‘No learning from tragic event’: coroner criticises locum after newborn’s death
PUBLISHED: 19:45 09 July 2020 | UPDATED: 16:24 10 July 2020
A coroner will write to a medical watchdog over concerns about a locum registrar involved in the birth of a stillborn premature baby.
Kobi Wright was delivered at 34 weeks in the James Paget University Hospital (JPUH), Gorleston, on March 3, 2019, at around 3.30pm through Caesarean-section.
The emergency operation was carried out by on-call consultant Tamanrit Johal after a failed attempt at a forceps-assisted delivery by experienced locum registrar Dr Fakher Gendy.
Following the three-day inquest, senior coroner Jacqueline Lake made a Regulation 28 order and said: “I do have concerns about training. As far as he [Dr Gendy] is concerned the only concern was with record keeping. There has been no learning from this tragic event despite his reflection. I propose writing to the General Medical Council expressing that concern.”

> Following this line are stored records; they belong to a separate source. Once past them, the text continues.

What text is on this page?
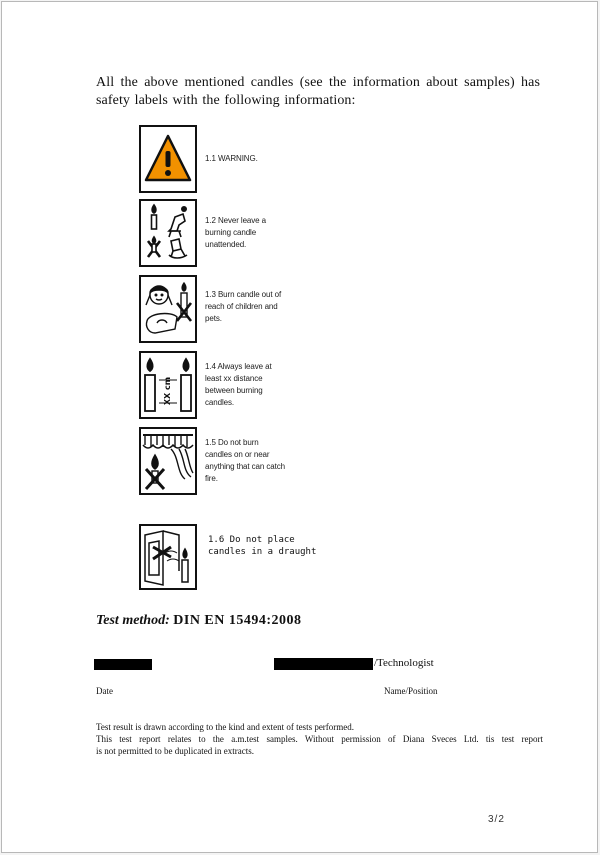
All the above mentioned candles (see the information about samples) has safety labels with the following information:

1.1 WARNING.
1.2 Never leave a
burning candle
unattended.
1.3 Burn candle out of
reach of children and
pets.
XX cm
1.4 Always leave at
least xx distance
between burning
candles.
1.5 Do not burn
candles on or near
anything that can catch
fire.
1.6 Do not place
candles in a draught
Test method: DIN EN 15494:2008
/Technologist
Date	Name/Position
Test result is drawn according to the kind and extent of tests performed.
This test report relates to the a.m.test samples. Without permission of Diana Sveces Ltd. tis test report
is not permitted to be duplicated in extracts.
3/2
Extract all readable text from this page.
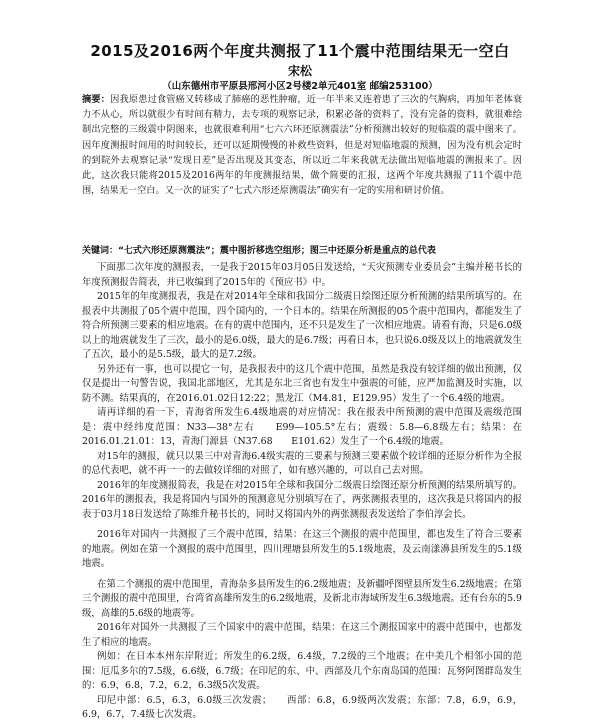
2015及2016两个年度共测报了11个震中范围结果无一空白
宋松
（山东德州市平原县邢河小区2号楼2单元401室 邮编253100）
摘要：因我原患过食管癌又转移成了肺癌的恶性肿瘤，近一年半来又连着患了三次的气胸病，再加年老体衰力不从心，所以就很少有时间有精力，去专项的观察记录，积累必备的资料了，没有完备的资料，就很难绘制出完整的三级震中阴图来，也就很难利用“七六六环还原测震法”分析预测出较好的短临震的震中图来了。因年度测报时间用的时间较长，还可以延期慢慢的补救些资料，但是对短临地震的预测，因为没有机会定时的到院外去观察记录“发现日差”是否出现及其变态，所以近二年来我就无法做出短临地震的测报来了。因此，这次我只能将2015及2016两年的年度测报结果，做个简要的汇报，这两个年度共测报了11个震中范围，结果无一空白。又一次的证实了“七式六形还原测震法”确实有一定的实用和研讨价值。
关键词：“七式六形还原测震法”；震中图折移选空组形；图三中还原分析是重点的总代表

下面那二次年度的测报表，一是我于2015年03月05日发送给，“天灾预测专业委员会”主编并秘书长的年度预测报告简表，并已收编到了2015年的《预应书》中。

2015年的年度测报表，我是在对2014年全球和我国分二级震日绘图还原分析预测的结果所填写的。在报表中共测报了05个震中范围，四个国内的，一个日本的。结果在所测报的05个震中范围内，都能发生了符合所预测三要素的相应地震。在有的震中范围内，还不只是发生了一次相应地震。请看有海，只是6.0级以上的地震就发生了三次，最小的是6.0级，最大的是6.7级；再看日本，也只说6.0级及以上的地震就发生了五次，最小的是5.5级，最大的是7.2级。

另外还有一事，也可以提它一句，是我报表中的这几个震中范围，虽然是我没有较详细的做出预测，仅仅是提出一句警告说，我国北部地区，尤其是东北三省也有发生中强震的可能，应严加监测及时实施，以防不测。结果真的，在2016.01.02日12:22；黑龙江（M4.81，E129.95）发生了一个6.4级的地震。

请再详细的看一下，青海省所发生6.4级地震的对应情况：我在报表中所预测的震中范围及震级范围是：震中经纬度范围：N33—38°左右　　E99—105.5°左右；震级：5.8—6.8级左右；结果：在2016.01.21.01：13，青海门源县（N37.68　　E101.62）发生了一个6.4级的地震。

对15年的测报，就只以果三中对青海6.4级实震的三要素与预测三要素做个较详细的还原分析作为全报的总代表吧，就不再一一的去做较详细的对照了，如有感兴趣的，可以自己去对照。

2016年的年度测报简表，我是在对2015年全球和我国分二级震日绘图还原分析预测的结果所填写的。2016年的测报表，我是将国内与国外的预测意见分别填写在了，两张测报表里的，这次我是只将国内的报表于03月18日发送给了陈维升秘书长的，同时又将国内外的两张测报表发送给了李伯淳会长。

2016年对国内一共测报了三个震中范围，结果：在这三个测报的震中范围里，都也发生了符合三要素的地震。例如在第一个测报的震中范围里，四川理塘县所发生的5.1级地震，及云南漾濞县所发生的5.1级地震。

在第二个测报的震中范围里，青海杂多县所发生的6.2级地震；及新疆呼图壁县所发生6.2级地震；在第三个测报的震中范围里，台湾省高雄所发生的6.2级地震，及新北市海域所发生6.3级地震。还有台东的5.9级，高雄的5.6级的地震等。

2016年对国外一共测报了三个国家中的震中范围，结果：在这三个测报国家中的震中范围中，也都发生了相应的地震。

例如：在日本本州东岸附近；所发生的6.2级，6.4级，7.2级的三个地震；在中美几个相邻小国的范围：厄瓜多尔的7.5级，6.6级，6.7级；在印尼的东、中、西部及几个东南岛国的范围：瓦努阿图群岛发生的：6.9，6.8，7.2，6.2，6.3级5次发震。

印尼中部：6.5，6.3，6.0级三次发震；　　西部：6.8，6.9级两次发震；东部：7.8，6.9，6.9，6.9，6.7，7.4级七次发震。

She made no criticism of Miss Johal and was satisfied the JPUH had taken action since Kobi’s death and taken the matter seriously.
The inquest heard Kobi’s mother Tracey Goode had been admitted to JPUH on the evening of March 1 after her waters broke.
Ms Johal told the inquest she was telephoned by Dr Gendy, an experienced registrar, at 1.57pm on March 3 after he wanted to deliver Kobi due to decelerations of his heart rate, which Miss Johal agreed with.
But Dr Gendy said that was not the case and wanted to deliver because Kobi was a pre-term baby, the amount of time since Ms Goode’s waters had broken and that labour was not progressing.
Dr Gendy told the inquest Kobi’s head was delivered easily with forceps at 2.44pm but his body could not be born and the cervix retracted in size around his neck. The head remained visible for 10 minutes.
When Kobi was born, medical staff attempted to resuscitate him for 20 minutes before he was pronounced dead.
Dr Gendy, who had completed relevant online training, said: “It made me feel very sad and depressed months afterwards.”
MORE: Consultant may have held off delivery premature baby, inquest hears
Kirsty Cater, maternity and gynaecology risk and governance manager at the JPUH, said: “We have made good positive changes since this incident. We will continue to work collaboratively with the consultant team to achieve that. At the heart of it all is the safety of women.”
She added that the midwifery unit was improving its communication and culture.
Juliet Stevens, representing Kobi’s family, said: “No evidence has been provided on any steps to check or verify training. The family are of the view the trust had no systems to check the locum doctors they employ are adequate, which could bring a risk to life from mother and baby. Evidently Dr Gendy fell through the net and the parents do not wish what happened to Kobi to happen again.”
Jeremy Loran, representing the JPUH, said: “There is an executive lead for HR which is looking into matters of checks. There are checks and locums do have to be approved. The next steps are that any locum would be expected to complete their training. There are clear safeguards in place.”
The medical cause of death was pre-term still birth, complicated instrumental and Caesarean-section delivery and prematurity.